In Farmerville, Louisiana, located in Union Parrish, a community health assessment by Union General Hospital there found that sexually transmitted diseases were alarmingly high. Not only were the rates higher than the rest of the state, but the rates in some cases were higher than the rest of the country.
Union Parish has a population of about 23,000, 80 percent of whom live in rural areas, according to the U.S. Census. Union is part of the Monroe, Louisiana, metropolitan statistical area, a small MSA on the border with Arkansas. Union General’s Community Health Assessment in 2012 found that rates of syphilis and gonorrhea were increasing, particularly in black women. “For 2008, the female chlamydia rate in Union Parish (887.4 per 100,000) was higher than the State rate (790.79 per 100,000). For 2008, the female chlamydia rate in Union Parish among Black females (2421.21 per 100,000) was significantly higher than the State rate (1574.07 per 100,000),” the assessment found. The rates within Louisiana at the time put it among the top three states for sexually transmitted diseases across the board for the nation.

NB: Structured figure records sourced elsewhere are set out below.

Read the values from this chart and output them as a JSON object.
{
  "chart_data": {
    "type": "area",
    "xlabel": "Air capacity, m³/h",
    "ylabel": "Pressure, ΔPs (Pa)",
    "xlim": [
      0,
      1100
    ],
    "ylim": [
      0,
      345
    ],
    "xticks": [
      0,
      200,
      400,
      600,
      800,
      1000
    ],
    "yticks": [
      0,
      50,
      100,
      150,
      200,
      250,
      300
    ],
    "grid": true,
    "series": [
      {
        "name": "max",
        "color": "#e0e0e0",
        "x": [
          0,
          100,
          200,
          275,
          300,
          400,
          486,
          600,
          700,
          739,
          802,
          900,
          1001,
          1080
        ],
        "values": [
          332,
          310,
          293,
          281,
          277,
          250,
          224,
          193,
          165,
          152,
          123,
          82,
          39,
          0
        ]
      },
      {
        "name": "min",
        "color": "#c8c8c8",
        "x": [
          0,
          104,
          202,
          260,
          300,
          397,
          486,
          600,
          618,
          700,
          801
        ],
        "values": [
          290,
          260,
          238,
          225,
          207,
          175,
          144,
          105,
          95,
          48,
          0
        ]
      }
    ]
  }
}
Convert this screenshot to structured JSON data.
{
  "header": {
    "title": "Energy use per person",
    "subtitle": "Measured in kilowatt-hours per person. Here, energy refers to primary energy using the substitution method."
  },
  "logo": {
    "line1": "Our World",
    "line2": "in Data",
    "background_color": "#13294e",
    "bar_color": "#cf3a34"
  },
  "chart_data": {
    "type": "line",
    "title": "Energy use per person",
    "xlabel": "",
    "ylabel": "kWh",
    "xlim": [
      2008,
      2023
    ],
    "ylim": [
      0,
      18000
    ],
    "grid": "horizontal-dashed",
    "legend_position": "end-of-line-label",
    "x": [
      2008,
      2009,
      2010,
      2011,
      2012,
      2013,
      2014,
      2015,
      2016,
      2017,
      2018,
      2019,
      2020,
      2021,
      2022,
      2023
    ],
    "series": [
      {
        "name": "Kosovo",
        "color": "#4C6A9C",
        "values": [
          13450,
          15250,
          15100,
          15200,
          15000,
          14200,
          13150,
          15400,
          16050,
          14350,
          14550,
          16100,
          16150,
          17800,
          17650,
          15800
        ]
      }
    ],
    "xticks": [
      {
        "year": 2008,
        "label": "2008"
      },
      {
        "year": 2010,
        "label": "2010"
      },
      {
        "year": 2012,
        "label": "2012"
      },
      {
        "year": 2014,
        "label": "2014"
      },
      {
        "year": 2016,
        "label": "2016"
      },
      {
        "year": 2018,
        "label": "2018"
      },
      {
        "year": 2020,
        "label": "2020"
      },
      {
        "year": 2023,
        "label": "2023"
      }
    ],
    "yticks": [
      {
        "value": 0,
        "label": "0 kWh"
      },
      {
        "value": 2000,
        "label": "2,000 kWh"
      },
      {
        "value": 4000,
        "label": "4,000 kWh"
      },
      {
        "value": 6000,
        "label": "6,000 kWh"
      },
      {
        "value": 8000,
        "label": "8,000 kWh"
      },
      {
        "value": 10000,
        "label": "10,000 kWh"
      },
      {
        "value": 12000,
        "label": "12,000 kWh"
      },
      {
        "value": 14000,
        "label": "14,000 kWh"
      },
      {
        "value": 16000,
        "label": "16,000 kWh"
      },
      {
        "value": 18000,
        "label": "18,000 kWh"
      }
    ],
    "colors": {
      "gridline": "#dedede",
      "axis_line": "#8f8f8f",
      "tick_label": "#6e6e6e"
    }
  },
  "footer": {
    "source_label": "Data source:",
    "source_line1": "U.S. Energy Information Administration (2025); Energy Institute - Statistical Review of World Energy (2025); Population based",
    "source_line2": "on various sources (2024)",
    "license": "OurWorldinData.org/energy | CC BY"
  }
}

The hospital developed a program targeting young women to reduce STDs, teen pregnancy and drug and alcohol abuse. Called “It’s a Girl Thing,” the program was open to girls in middle and high school in the county. Mentors within the program met with girls in their schools once a week as well as provided them with larger programs once a month at the hospital. The programs focused on self-esteem issues, education and hygiene and helped girls develop the tools to deal with the complex issues surrounding sexual health.
Mykalia Alexander, one of the first girls to go through the program, said the program helped her to delay sexual activity until she was ready, while preparing her for life after high school.
“In a sense, it helped me become a woman. We talked about our daily struggles, our body, our self-esteem… The program really helps girls shape their values and what they want to do with their lives,” Alexander said. “Sex wise, I wasn’t active at all. There were people around me who were, but the program helped prevent me from doing that. It helped me make the right decisions.”
Alexander said it helped those girls who were in the program with her make better choices too.
“I think becoming sexually active is 50 percent your environment and 50 percent your education,” she said. “I think ‘It’s a Girl Thing’ helps to educate girls about their bodies. But it’s not just a program, it’s a support system. So it’s not just a sex and pregnancy prevention program, it goes much farther than that. It’s so much more about self-worth and self-esteem.”
Claudia Wade, program director for It’s A Girl Thing and community development manager for Union General, said the decision was made to address the issue through education.
“Lack of education is the main reason for the increase,” Wade said. “Lack of self-esteem – a lot of girls, many who come from broken families and unstable situations – it’s a pattern that they come from that’s hard to break.”
Targeting girls, she said, was decided on based on resources, and responsibility.
“It depends probably more on our reactions (as women) when a boy approaches a lady for them to take that next step forward,” Wade said. “Also it’s our responsibility to say no. It’s hard for the little girls to learn how to say no. Their self-esteem, if they know who they are and what they want in life, makes it easy.”
Since implementing the program, the rate of STDs has decreased, according to the hospital’s latest community assessment report. Teen birth rates and infant mortality rates have also declined.